Was the Internet Explorer 8 vomit video advertisement a tad hard for consumers to swallow? Did it manage to leave an unpleasant aftertaste? No matter the reason, fact is that Microsoft has pulled the commercial altogether. Fear not, it is still available in the wild, and I even managed to embed it among the videos at the bottom of this article. I'm more than sure that you'll want to jump straight to it, so it's the last one on the bottom. However, the others are worth a watch as well, some even more entertaining and humorous than the IE8 puke ad.
Truth be told, I was going to share a very raw piece of my mind on the latest marketing effort from Microsoft. But I decided instead to be as objective as possible, and I'm going to let you put your two cents in the comments section below. The commercials are an integral part of the Better Browser/Browser for the Better effort associated with a campaign designed to feed hungry Americans for each download of Internet Explorer 8 RTW. The ads are meant to present the main features of the successor of IE7 in a comedic perspective. You be the judge of whether they make it or not.

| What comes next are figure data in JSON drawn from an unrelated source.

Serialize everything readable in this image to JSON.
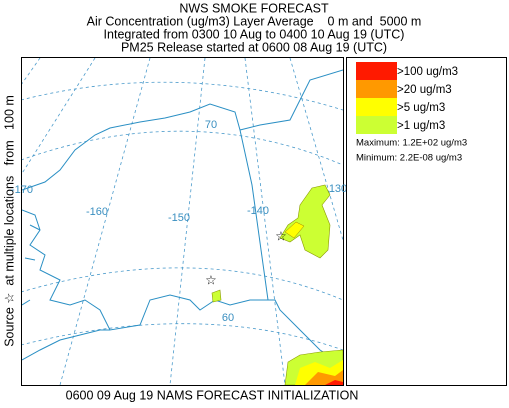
{
  "header": {
    "title": "NWS SMOKE FORECAST",
    "lines": [
      "Air Concentration (ug/m3) Layer Average    0 m and  5000 m",
      "Integrated from 0300 10 Aug to 0400 10 Aug 19 (UTC)",
      "PM25 Release started at 0600 08 Aug 19 (UTC)"
    ]
  },
  "side_label": "Source ☆  at multiple locations   from   100 m",
  "footer": "0600 09 Aug 19 NAMS FORECAST INITIALIZATION",
  "legend": {
    "items": [
      {
        "label": ">100 ug/m3",
        "color": "#ff1a00"
      },
      {
        "label": ">20 ug/m3",
        "color": "#ff9900"
      },
      {
        "label": ">5 ug/m3",
        "color": "#ffff00"
      },
      {
        "label": ">1 ug/m3",
        "color": "#ccff33"
      }
    ],
    "maximum": "Maximum: 1.2E+02 ug/m3",
    "minimum": "Minimum: 2.2E-08 ug/m3"
  },
  "map": {
    "labels": [
      "70",
      "-170",
      "-160",
      "-150",
      "-140",
      "130",
      "60"
    ]
  }
}
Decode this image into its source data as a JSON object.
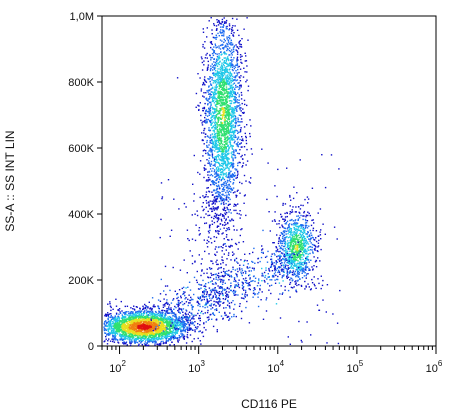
{
  "chart_data": {
    "type": "scatter",
    "style": "density-dot-plot",
    "xlabel": "CD116 PE",
    "ylabel": "SS-A :: SS INT LIN",
    "x_scale": "log",
    "xlim": [
      60,
      1000000
    ],
    "ylim": [
      0,
      1000000
    ],
    "x_ticks": [
      {
        "value": 100,
        "base": "10",
        "exp": "2"
      },
      {
        "value": 1000,
        "base": "10",
        "exp": "3"
      },
      {
        "value": 10000,
        "base": "10",
        "exp": "4"
      },
      {
        "value": 100000,
        "base": "10",
        "exp": "5"
      },
      {
        "value": 1000000,
        "base": "10",
        "exp": "6"
      }
    ],
    "y_ticks": [
      {
        "value": 0,
        "label": "0"
      },
      {
        "value": 200000,
        "label": "200K"
      },
      {
        "value": 400000,
        "label": "400K"
      },
      {
        "value": 600000,
        "label": "600K"
      },
      {
        "value": 800000,
        "label": "800K"
      },
      {
        "value": 1000000,
        "label": "1,0M"
      }
    ],
    "grid": false,
    "colormap": [
      "#1010c8",
      "#1e6cf0",
      "#20c8e8",
      "#30e070",
      "#e8e020",
      "#f08010",
      "#e01010"
    ],
    "populations": [
      {
        "x_center": 200,
        "x_spread_decades": 0.28,
        "y_center": 60000,
        "y_spread": 25000
      },
      {
        "x_center": 2000,
        "x_spread_decades": 0.12,
        "y_center": 700000,
        "y_spread": 150000
      },
      {
        "x_center": 17000,
        "x_spread_decades": 0.12,
        "y_center": 300000,
        "y_spread": 55000
      }
    ]
  }
}
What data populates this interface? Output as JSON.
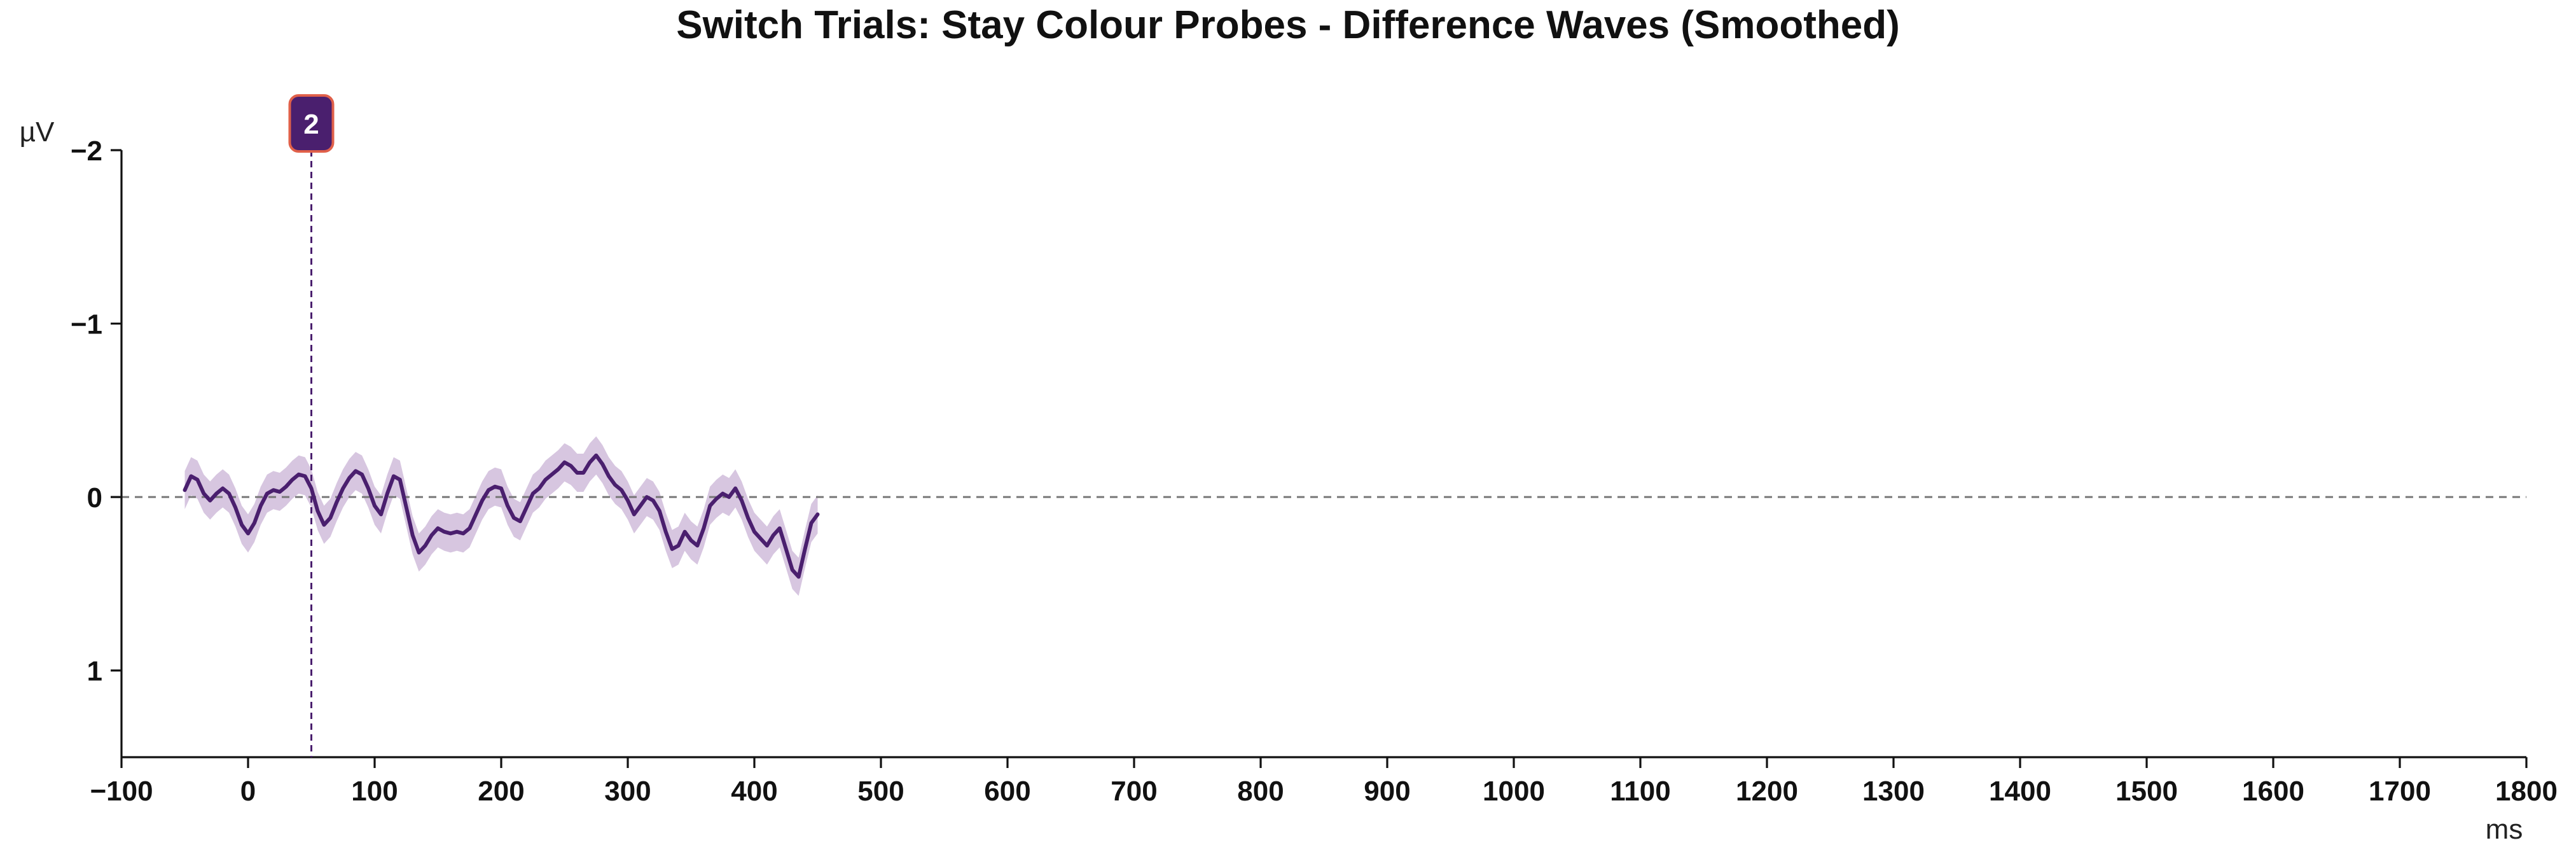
{
  "chart_data": {
    "type": "line",
    "title": "Switch Trials: Stay Colour Probes - Difference Waves (Smoothed)",
    "xlabel": "ms",
    "ylabel": "µV",
    "xlim": [
      -100,
      1800
    ],
    "ylim": [
      -2,
      1.5
    ],
    "y_inverted": true,
    "x_ticks": [
      -100,
      0,
      100,
      200,
      300,
      400,
      500,
      600,
      700,
      800,
      900,
      1000,
      1100,
      1200,
      1300,
      1400,
      1500,
      1600,
      1700,
      1800
    ],
    "x_tick_labels": [
      "−100",
      "0",
      "100",
      "200",
      "300",
      "400",
      "500",
      "600",
      "700",
      "800",
      "900",
      "1000",
      "1100",
      "1200",
      "1300",
      "1400",
      "1500",
      "1600",
      "1700",
      "1800"
    ],
    "y_ticks": [
      -2,
      -1,
      0,
      1
    ],
    "y_tick_labels": [
      "−2",
      "−1",
      "0",
      "1"
    ],
    "grid": false,
    "zero_line": {
      "y": 0,
      "style": "dashed",
      "color": "#777777"
    },
    "marker": {
      "x": 50,
      "label": "2",
      "color": "#4a1f6e",
      "border_color": "#e0604a"
    },
    "colors": {
      "line": "#4a1f6e",
      "band": "#c9b3d6",
      "axis": "#111111"
    },
    "series": [
      {
        "x": [
          -50,
          -45,
          -40,
          -35,
          -30,
          -25,
          -20,
          -15,
          -10,
          -5,
          0,
          5,
          10,
          15,
          20,
          25,
          30,
          35,
          40,
          45,
          50,
          55,
          60,
          65,
          70,
          75,
          80,
          85,
          90,
          95,
          100,
          105,
          110,
          115,
          120,
          125,
          130,
          135,
          140,
          145,
          150,
          155,
          160,
          165,
          170,
          175,
          180,
          185,
          190,
          195,
          200,
          205,
          210,
          215,
          220,
          225,
          230,
          235,
          240,
          245,
          250,
          255,
          260,
          265,
          270,
          275,
          280,
          285,
          290,
          295,
          300,
          305,
          310,
          315,
          320,
          325,
          330,
          335,
          340,
          345,
          350,
          355,
          360,
          365,
          370,
          375,
          380,
          385,
          390,
          395,
          400,
          405,
          410,
          415,
          420,
          425,
          430,
          435,
          440,
          445,
          450
        ],
        "values": [
          -0.04,
          -0.12,
          -0.1,
          -0.02,
          0.02,
          -0.02,
          -0.05,
          -0.02,
          0.06,
          0.16,
          0.21,
          0.15,
          0.05,
          -0.02,
          -0.04,
          -0.03,
          -0.06,
          -0.1,
          -0.13,
          -0.12,
          -0.05,
          0.08,
          0.16,
          0.12,
          0.03,
          -0.05,
          -0.11,
          -0.15,
          -0.13,
          -0.05,
          0.05,
          0.1,
          -0.02,
          -0.12,
          -0.1,
          0.06,
          0.22,
          0.32,
          0.28,
          0.22,
          0.18,
          0.2,
          0.21,
          0.2,
          0.21,
          0.18,
          0.1,
          0.02,
          -0.04,
          -0.06,
          -0.05,
          0.05,
          0.12,
          0.14,
          0.06,
          -0.02,
          -0.05,
          -0.1,
          -0.13,
          -0.16,
          -0.2,
          -0.18,
          -0.14,
          -0.14,
          -0.2,
          -0.24,
          -0.19,
          -0.12,
          -0.07,
          -0.04,
          0.02,
          0.1,
          0.05,
          0.0,
          0.02,
          0.08,
          0.2,
          0.3,
          0.28,
          0.2,
          0.25,
          0.28,
          0.18,
          0.05,
          0.01,
          -0.02,
          0.0,
          -0.05,
          0.02,
          0.12,
          0.2,
          0.24,
          0.28,
          0.22,
          0.18,
          0.3,
          0.42,
          0.46,
          0.3,
          0.15,
          0.1
        ],
        "ci_halfwidth": 0.11
      }
    ]
  }
}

The O.M.G.I.G.P video promises a regurgitation free browser in Internet Explorer 8 thanks to InPrivate browsing. When it first introduced InPrivate, Microsoft tried to change the leopard's spots and pass the feature off as an aid for users who would want maybe to shop for a gift online without ruining the surprise. Still, from the start end users interpreted InPrivate as a way to access and view explicit content on the web without any other people with access to the machine stumbling by mistake over the websites visited because of the information kept in history.
The remaining three videos F.O.M.S., S.Y.N.E.S.S., and G.R.I.P.E.S., manage to be less graphic, and a tad more fun. Microsoft released Internet Explorer 8 to web in mid-March 2009. Almost four months later, the Redmond company is still collecting feedback for the next iteration of IE, without sharing any details with the public.
Pathetic, did Microsoft actually pay for this? Then again if the best your brand new browser can do on the Acid3 test is fail with 26/100 then should we be surprised that Microsoft is desperate.
It looks like Microsoft is still trying what people are able to endure.
"It's Dean...he lives in our chair" represents Microsoft living and sniffing in our houses? I am pretty sure that if it wasn't Microsoft, but some other company, that company would be sued for low quality products, for lobbying, for persuading organisations to use their products even if it doesn't make sense, for cooperating with security forces to tamper with peoples' encryption and privacy even in cases, where only (controversial) Author Laws are the problem... I am pretty sure that, in the event of Microsoft Windows having the same portion of market as Linux has now, Microsoft Windows users would be called very weird because of using such a nonfunctional product. Only look at architecture of many Linux distributions and Windows: in Windows, software can be installed many ways, but there is no default safe repository with the most-needed software, where no malware is nearly-guaranteed and is tamper-proof. In Linux, software can be installed many ways too, but there is one default way of using repositories. Repositories are digitally signed, so if someone wants to spread malware, he or she has to do it globally, not only for some, so it is detectable very quickly. Also, the repositories are nearly tamper-proof with several checks, hacks are very rare and medialized, so it is safe a lot. I remember only the issue when RedHat repositories were tampered with, but it was fully detected and repaired, users were contacted and their systems were cleaned as soon as possible. Compare the possibilities to hack app install packages for windows and how to spread them and to hack app install packages for linux and how to spread them. And this example is only one small example of the differences.